De entrada, los afectados tiran su basura en cualquier rincón. No faltan los políticos que, por hacerse de votos o de simpatías, acuden con camiones que rentan y con una buena dotación de escobas, palas y demás “chunches”, todos salen a recoger (sin albur) las porquerías regadas que, entre otras cosas, contienen la propaganda del partido político al que pertenece el vivillo aspirante a representante popular. Pero no es la solución total, sólo es parcial.

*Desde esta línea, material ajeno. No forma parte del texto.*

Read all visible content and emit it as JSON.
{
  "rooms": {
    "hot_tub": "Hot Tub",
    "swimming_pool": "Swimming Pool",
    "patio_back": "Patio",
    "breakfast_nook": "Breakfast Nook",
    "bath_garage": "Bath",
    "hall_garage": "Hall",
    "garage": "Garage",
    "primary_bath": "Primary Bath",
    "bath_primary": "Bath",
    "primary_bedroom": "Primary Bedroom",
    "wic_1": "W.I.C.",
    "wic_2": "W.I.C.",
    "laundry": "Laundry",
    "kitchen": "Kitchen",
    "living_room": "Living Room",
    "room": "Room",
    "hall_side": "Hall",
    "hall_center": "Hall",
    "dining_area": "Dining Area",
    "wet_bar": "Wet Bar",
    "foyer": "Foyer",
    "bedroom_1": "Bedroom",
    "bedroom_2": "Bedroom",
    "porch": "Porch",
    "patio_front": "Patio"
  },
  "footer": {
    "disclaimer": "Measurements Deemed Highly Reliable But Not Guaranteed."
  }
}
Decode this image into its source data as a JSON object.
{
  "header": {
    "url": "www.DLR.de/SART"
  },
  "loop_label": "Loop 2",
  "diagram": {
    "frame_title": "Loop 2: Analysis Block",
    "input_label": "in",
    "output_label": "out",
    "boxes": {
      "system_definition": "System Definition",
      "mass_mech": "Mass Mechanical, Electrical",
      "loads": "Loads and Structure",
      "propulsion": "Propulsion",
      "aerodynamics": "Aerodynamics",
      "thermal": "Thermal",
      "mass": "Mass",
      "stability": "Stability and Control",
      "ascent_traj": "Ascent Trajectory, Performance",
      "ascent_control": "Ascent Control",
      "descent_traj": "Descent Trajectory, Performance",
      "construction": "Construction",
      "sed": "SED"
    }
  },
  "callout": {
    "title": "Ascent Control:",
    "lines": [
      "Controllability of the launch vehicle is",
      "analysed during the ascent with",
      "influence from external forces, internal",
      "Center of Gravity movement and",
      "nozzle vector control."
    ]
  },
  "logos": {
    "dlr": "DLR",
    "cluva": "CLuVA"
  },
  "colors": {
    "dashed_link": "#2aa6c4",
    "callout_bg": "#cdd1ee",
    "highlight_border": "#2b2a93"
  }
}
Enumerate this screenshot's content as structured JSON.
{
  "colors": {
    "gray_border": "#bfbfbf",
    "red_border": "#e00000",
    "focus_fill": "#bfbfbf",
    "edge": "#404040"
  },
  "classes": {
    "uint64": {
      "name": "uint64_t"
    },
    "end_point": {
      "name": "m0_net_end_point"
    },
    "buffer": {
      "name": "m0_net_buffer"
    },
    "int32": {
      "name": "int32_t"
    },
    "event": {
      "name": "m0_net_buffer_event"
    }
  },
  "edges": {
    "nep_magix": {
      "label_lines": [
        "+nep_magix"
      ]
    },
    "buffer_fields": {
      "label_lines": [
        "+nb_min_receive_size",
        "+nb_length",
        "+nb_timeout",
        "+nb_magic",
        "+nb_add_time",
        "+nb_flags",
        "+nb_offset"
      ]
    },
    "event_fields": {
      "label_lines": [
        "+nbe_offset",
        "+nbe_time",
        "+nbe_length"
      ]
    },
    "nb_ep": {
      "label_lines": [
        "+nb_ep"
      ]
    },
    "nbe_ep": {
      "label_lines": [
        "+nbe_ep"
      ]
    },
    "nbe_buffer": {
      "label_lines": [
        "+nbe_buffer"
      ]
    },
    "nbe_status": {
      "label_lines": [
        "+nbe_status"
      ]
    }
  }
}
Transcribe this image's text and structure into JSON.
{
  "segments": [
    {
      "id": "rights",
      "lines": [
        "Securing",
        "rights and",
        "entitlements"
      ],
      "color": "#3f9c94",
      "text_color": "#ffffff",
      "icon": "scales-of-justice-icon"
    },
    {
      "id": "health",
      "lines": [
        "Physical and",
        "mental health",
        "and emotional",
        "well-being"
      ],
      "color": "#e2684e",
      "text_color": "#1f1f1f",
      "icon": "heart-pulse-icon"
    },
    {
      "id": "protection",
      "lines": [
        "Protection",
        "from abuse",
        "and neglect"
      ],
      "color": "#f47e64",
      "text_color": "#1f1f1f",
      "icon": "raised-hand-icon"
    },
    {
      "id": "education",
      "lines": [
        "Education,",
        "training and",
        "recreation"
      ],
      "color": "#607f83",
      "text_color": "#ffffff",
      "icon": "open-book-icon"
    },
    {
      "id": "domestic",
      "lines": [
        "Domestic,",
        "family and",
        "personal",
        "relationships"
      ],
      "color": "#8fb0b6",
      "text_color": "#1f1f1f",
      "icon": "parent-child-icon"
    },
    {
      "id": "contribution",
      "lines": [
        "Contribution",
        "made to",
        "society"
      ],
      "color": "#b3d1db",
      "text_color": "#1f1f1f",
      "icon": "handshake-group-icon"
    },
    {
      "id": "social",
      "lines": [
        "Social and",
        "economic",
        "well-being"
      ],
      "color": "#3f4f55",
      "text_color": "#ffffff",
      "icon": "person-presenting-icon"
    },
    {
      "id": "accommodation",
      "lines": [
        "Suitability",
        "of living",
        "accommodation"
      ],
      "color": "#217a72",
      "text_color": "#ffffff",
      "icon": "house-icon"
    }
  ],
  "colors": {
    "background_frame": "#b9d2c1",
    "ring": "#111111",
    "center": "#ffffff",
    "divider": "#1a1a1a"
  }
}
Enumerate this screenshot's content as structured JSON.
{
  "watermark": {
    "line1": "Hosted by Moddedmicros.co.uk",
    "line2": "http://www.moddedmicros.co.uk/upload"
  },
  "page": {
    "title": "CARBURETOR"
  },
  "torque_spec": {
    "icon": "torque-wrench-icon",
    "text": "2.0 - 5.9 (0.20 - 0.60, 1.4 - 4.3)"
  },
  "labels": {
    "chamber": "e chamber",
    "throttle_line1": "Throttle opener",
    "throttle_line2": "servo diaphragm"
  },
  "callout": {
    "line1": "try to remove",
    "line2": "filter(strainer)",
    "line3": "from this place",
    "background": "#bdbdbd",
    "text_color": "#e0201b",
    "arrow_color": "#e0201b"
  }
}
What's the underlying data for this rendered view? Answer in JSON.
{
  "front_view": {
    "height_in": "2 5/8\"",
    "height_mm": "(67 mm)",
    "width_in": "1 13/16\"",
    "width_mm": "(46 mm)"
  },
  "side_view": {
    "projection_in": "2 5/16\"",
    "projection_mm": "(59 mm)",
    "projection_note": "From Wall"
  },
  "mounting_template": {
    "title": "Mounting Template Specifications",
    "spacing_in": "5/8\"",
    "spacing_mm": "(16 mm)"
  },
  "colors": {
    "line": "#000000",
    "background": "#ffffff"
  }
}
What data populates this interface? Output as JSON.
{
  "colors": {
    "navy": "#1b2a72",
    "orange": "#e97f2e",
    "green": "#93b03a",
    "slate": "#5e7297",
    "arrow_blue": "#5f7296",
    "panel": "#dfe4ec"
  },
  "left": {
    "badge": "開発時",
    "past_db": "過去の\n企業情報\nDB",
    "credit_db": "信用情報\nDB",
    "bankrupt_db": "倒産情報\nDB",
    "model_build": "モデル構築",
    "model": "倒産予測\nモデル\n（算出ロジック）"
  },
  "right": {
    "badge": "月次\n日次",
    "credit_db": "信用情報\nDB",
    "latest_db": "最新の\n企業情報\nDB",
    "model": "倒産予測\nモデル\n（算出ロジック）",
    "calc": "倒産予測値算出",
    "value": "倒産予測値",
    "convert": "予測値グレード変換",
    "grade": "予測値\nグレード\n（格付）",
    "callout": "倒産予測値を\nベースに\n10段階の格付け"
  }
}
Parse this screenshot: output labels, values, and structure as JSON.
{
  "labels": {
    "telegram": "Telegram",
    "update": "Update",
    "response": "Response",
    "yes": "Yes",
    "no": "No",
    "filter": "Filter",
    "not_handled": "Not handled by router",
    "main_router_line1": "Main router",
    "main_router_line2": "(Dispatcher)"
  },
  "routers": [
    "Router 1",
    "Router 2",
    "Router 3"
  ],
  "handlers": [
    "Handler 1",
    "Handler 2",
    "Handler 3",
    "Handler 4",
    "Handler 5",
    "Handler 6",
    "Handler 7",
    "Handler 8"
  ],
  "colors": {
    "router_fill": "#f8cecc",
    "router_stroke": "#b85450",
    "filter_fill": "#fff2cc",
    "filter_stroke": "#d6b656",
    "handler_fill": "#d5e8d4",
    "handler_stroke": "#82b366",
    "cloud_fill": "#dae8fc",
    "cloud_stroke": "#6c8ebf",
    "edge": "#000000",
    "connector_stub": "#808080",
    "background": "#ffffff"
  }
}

En Mérida, la recolecta de basura siempre ha sido una de las problemáticas que, al parecer, nunca tiene o tendrá fin. Los ayuntamientos que en el transcurso de los años han gobernado la capital de Yucatán, siempre se topan con pared, además de los chantajes y extorsiones que permiten las autoridades emanadas de equis partido político de parte de las empresas recolectoras de las cochinadas que se arrojan desde todo tipo de inmueble.

Pero también nunca faltan los funcionarios voraces e insensibles que, con tal de ganarse tajadotas de billetes, otorgan los subsidios a diversas compañías que -ellos mismos saben- no podrán cumplir con su labor de limpiar de desperdicios los miles de sitios encomendados. Así sucedió, ahora, con la empresa Pamplona.

Con la entrada del nuevo ayuntamiento, presidido por el panista Mauricio Vila Dosal, Pamplona se quiso pasar de viva y hasta retó al nuevo alcalde meridano. Claro, era de esperarse esa actitud de los socios de dicha empresa porque así lo habían hecho por años. Sólo mencionemos las dos últimas administraciones de Mérida: de la priista Angélica Araujo y del panucho Renán Barrera. Pamplona se pasó por el “arco del triunfo” las quejas y, por si fuera poco, recibió toda su lana del subsidio que suelta la administración municipal.

PRIMERA CAIDA.- Pocos no sabrán que Mauricio Vila y sus colaboradores le pusieron un ultimátum a los “pamplones” y de los 68 mil y pico de predios que estos amos de la “inbasura” laboraban, pues tuvieron que desprenderse de 29 mil. O sea, menos ganancia, aunque el mal servicio continuará. Eso pueden apostarlo, estimados lectores(as).

SEGUNDA CAIDA.- Sin embargo, lo interesante es que por primera ocasión que se recuerde, en varios años, una gestión municipal le pone el cascabel a la basura de servicio que es Pamplona.

TERCERA CAIDA.- Pamplona con toda su corrupción y mal servicio quedará fuera de la jugada. Es cuestión de tiempo.